Section 12. Change in Capital Structure
(a) In the event of a stock dividend, stock split or combination of shares, recapitalization or merger in which the Company is the surviving corporation, or other change in the Company’s capital stock applicable to all shareholders generally, the number and kind of shares of stock or other securities of the Company to be subject to the Plan, the maximum number of authorized but unissued shares or other securities that may be delivered under the Plan, and other relevant provisions shall be appropriately adjusted by the Committee, whose determination shall be binding on all persons.
(b) If the Company is a party to a consolidation or a merger in which the Company is not the surviving corporation, a transaction that results in the acquisition of substantially all of the Company’s outstanding stock by a single person or entity, or a sale or transfer of substantially all of the Company’s assets, the Committee may take such actions with respect to the Plan as the Committee deems appropriate.
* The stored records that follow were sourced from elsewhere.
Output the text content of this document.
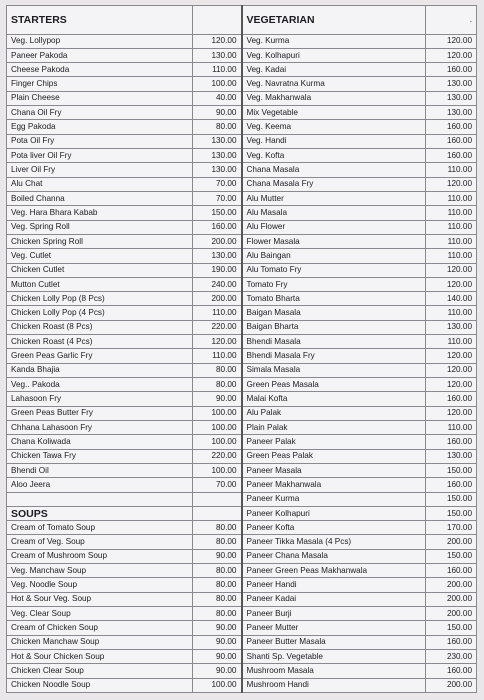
STARTERS		VEGETARIAN	.
Veg. Lollypop	120.00	Veg. Kurma	120.00
Paneer Pakoda	130.00	Veg. Kolhapuri	120.00
Cheese Pakoda	110.00	Veg. Kadai	160.00
Finger Chips	100.00	Veg. Navratna Kurma	130.00
Plain Cheese	40.00	Veg. Makhanwala	130.00
Chana Oil Fry	90.00	Mix Vegetable	130.00
Egg Pakoda	80.00	Veg. Keema	160.00
Pota Oil Fry	130.00	Veg. Handi	160.00
Pota liver Oil Fry	130.00	Veg. Kofta	160.00
Liver Oil Fry	130.00	Chana Masala	110.00
Alu Chat	70.00	Chana Masala Fry	120.00
Boiled Channa	70.00	Alu Mutter	110.00
Veg. Hara Bhara Kabab	150.00	Alu Masala	110.00
Veg. Spring Roll	160.00	Alu Flower	110.00
Chicken Spring Roll	200.00	Flower Masala	110.00
Veg. Cutlet	130.00	Alu Baingan	110.00
Chicken Cutlet	190.00	Alu Tomato Fry	120.00
Mutton Cutlet	240.00	Tomato Fry	120.00
Chicken Lolly Pop (8 Pcs)	200.00	Tomato Bharta	140.00
Chicken Lolly Pop (4 Pcs)	110.00	Baigan Masala	110.00
Chicken Roast (8 Pcs)	220.00	Baigan Bharta	130.00
Chicken Roast (4 Pcs)	120.00	Bhendi Masala	110.00
Green Peas Garlic Fry	110.00	Bhendi Masala Fry	120.00
Kanda Bhajia	80.00	Simala Masala	120.00
Veg.. Pakoda	80.00	Green Peas Masala	120.00
Lahasoon Fry	90.00	Malai Kofta	160.00
Green Peas Butter Fry	100.00	Alu Palak	120.00
Chhana Lahasoon Fry	100.00	Plain Palak	110.00
Chana Koliwada	100.00	Paneer Palak	160.00
Chicken Tawa Fry	220.00	Green Peas Palak	130.00
Bhendi Oil	100.00	Paneer Masala	150.00
Aloo Jeera	70.00	Paneer Makhanwala	160.00
		Paneer Kurma	150.00
SOUPS		Paneer Kolhapuri	150.00
Cream of Tomato Soup	80.00	Paneer Kofta	170.00
Cream of Veg. Soup	80.00	Paneer Tikka Masala (4 Pcs)	200.00
Cream of Mushroom Soup	90.00	Paneer Chana Masala	150.00
Veg. Manchaw Soup	80.00	Paneer Green Peas Makhanwala	160.00
Veg. Noodle Soup	80.00	Paneer Handi	200.00
Hot & Sour Veg. Soup	80.00	Paneer Kadai	200.00
Veg. Clear Soup	80.00	Paneer Burji	200.00
Cream of Chicken Soup	90.00	Paneer Mutter	150.00
Chicken Manchaw Soup	90.00	Paneer Butter Masala	160.00
Hot & Sour Chicken Soup	90.00	Shanti Sp. Vegetable	230.00
Chicken Clear Soup	90.00	Mushroom Masala	160.00
Chicken Noodle Soup	100.00	Mushroom Handi	200.00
(c) Notwithstanding anything in the Plan to the contrary, the Committee may take the foregoing actions without the consent of any Participating Employee, and the Committee’s determination shall be conclusive and binding on all persons for all purposes.
Section 13. Amendment of the Plan
The Board may at any time, or from time to time, amend the Plan in any respect; provided, however, that the shareholders of the Company must approve any amendment that would materially (a) increase the benefits accruing to Participating Employees under the Plan, (b) increase (other than pursuant to Section 12) the number of securities that may be issued under the Plan, or (c) modify the requirements as to eligibility for participation in the Plan. The Board’s designation of a Designated Subsidiary shall not be deemed to be an amendment of the Plan.
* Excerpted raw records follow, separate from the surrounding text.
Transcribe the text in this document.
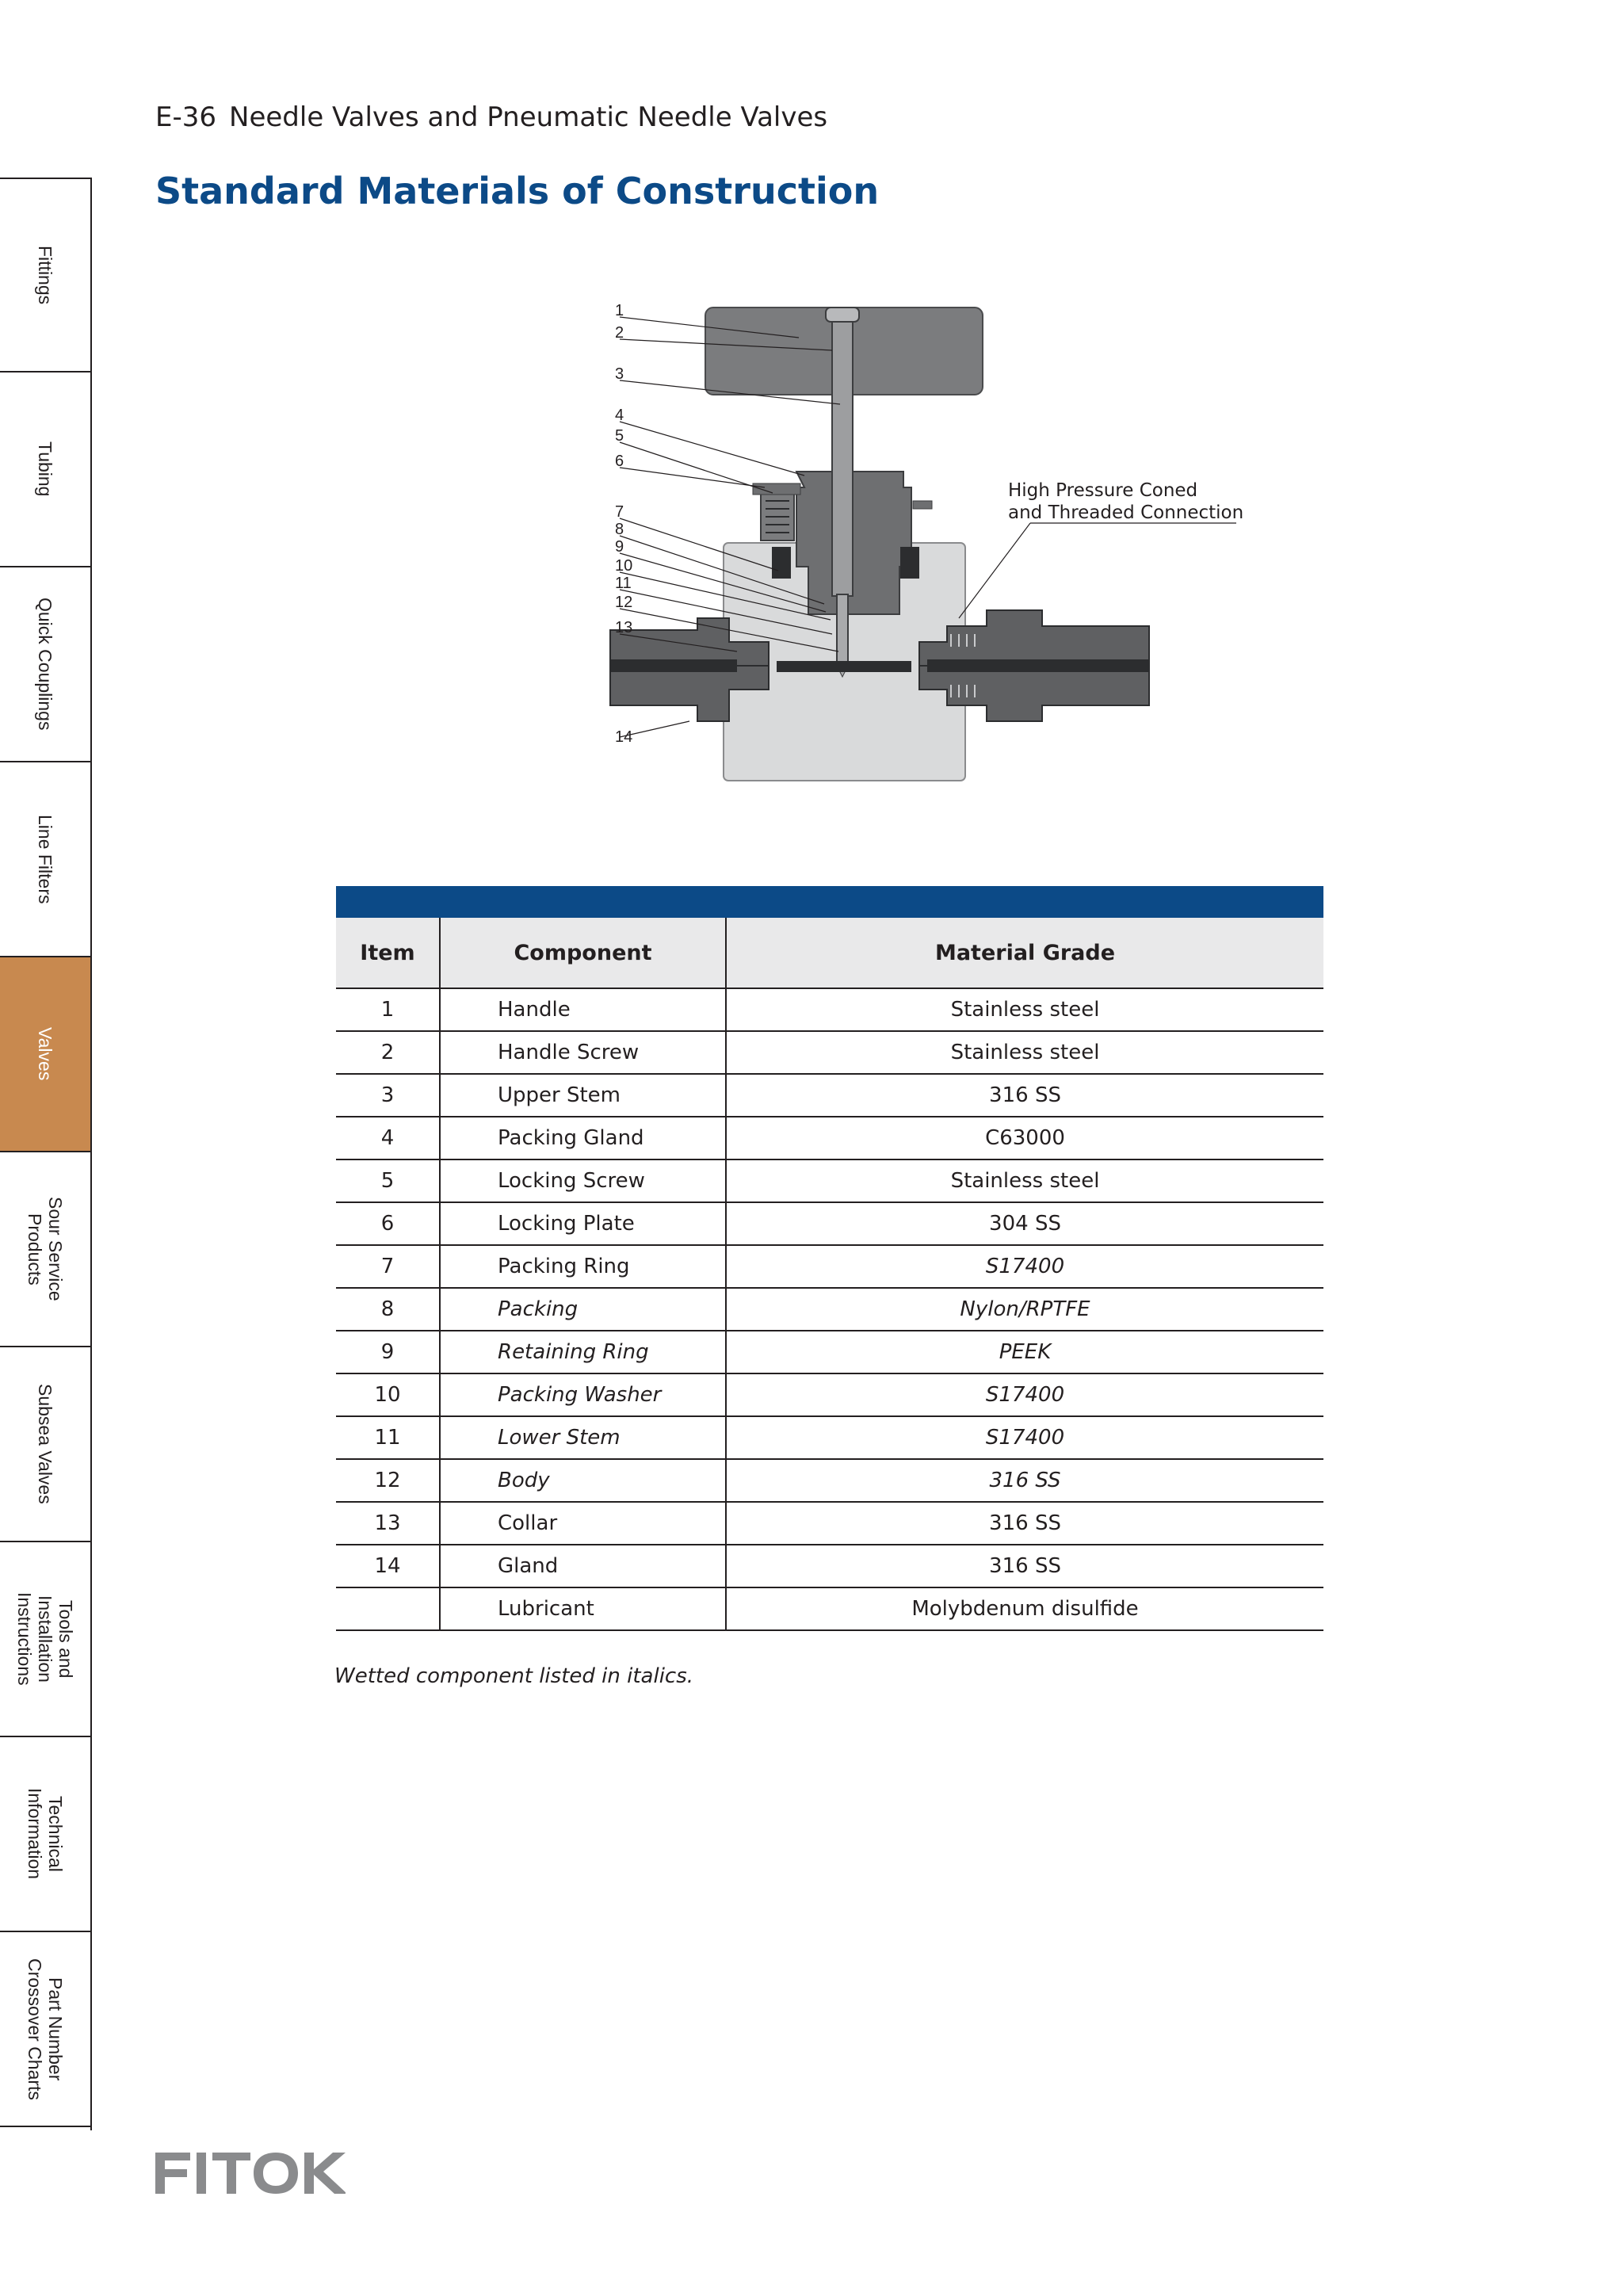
Fittings
Tubing
Quick Couplings
Line Filters
Valves
Sour Service
Products
Subsea Valves
Tools and
Installation
Instructions
Technical
Information
Part Number
Crossover Charts
E-36 Needle Valves and Pneumatic Needle Valves
Standard Materials of Construction
1
2
3
4
5
6
7
8
9
10
11
12
13
14
High Pressure Coned
and Threaded Connection

Item	Component	Material Grade
1	Handle	Stainless steel
2	Handle Screw	Stainless steel
3	Upper Stem	316 SS
4	Packing Gland	C63000
5	Locking Screw	Stainless steel
6	Locking Plate	304 SS
7	Packing Ring	S17400
8	Packing	Nylon/RPTFE
9	Retaining Ring	PEEK
10	Packing Washer	S17400
11	Lower Stem	S17400
12	Body	316 SS
13	Collar	316 SS
14	Gland	316 SS
	Lubricant	Molybdenum disulfide

Wetted component listed in italics.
Section 14. Termination of the Plan
The Plan and all rights of employees hereunder to purchase shares shall terminate:
(a) on the Investment Date that Participating Employees become entitled to purchase a number of shares greater than the number of shares remaining available for purchase hereunder; or
(b) on any date in the discretion of the Board.
In the event that the Plan terminates under the circumstances described in “(a)” above, the shares remaining available for purchase as of the termination date shall be purchased by Participating Employees on a pro rata basis. Upon any termination of the Plan, the amounts remaining in each Participating Employee’s Payroll Deduction Account shall be promptly refunded to him, and certificates shall be issued, as provided in Section 9, representing the whole shares then credited to each Participating Employee’s Investment Account (with the Fair Market Value, as of the Issuance Date, of any fractional shares paid to him in cash).
Section 15. Government and Other Regulations
The Plan, and the grant and exercise of rights to purchase shares hereunder, and the Company’s obligation to sell and deliver shares upon the exercise of rights to purchase shares, shall be subject to all applicable federal, state and foreign laws, rules and regulations, and to such approvals by any regulatory or government agency as may, in the opinion of counsel for the Company, be required.
Section 16. Effective Date of the Plan
Subject to due approval of the Plan by the shareholders of the Company, the Plan shall become effective on October 1, 1995.
Section 17. In General
As used herein, the masculine pronoun shall include the feminine and the neuter, and the singular shall include the plural, as appropriate to the context. As used herein, the capitalized term “Section” means the appropriate Section of the Plan.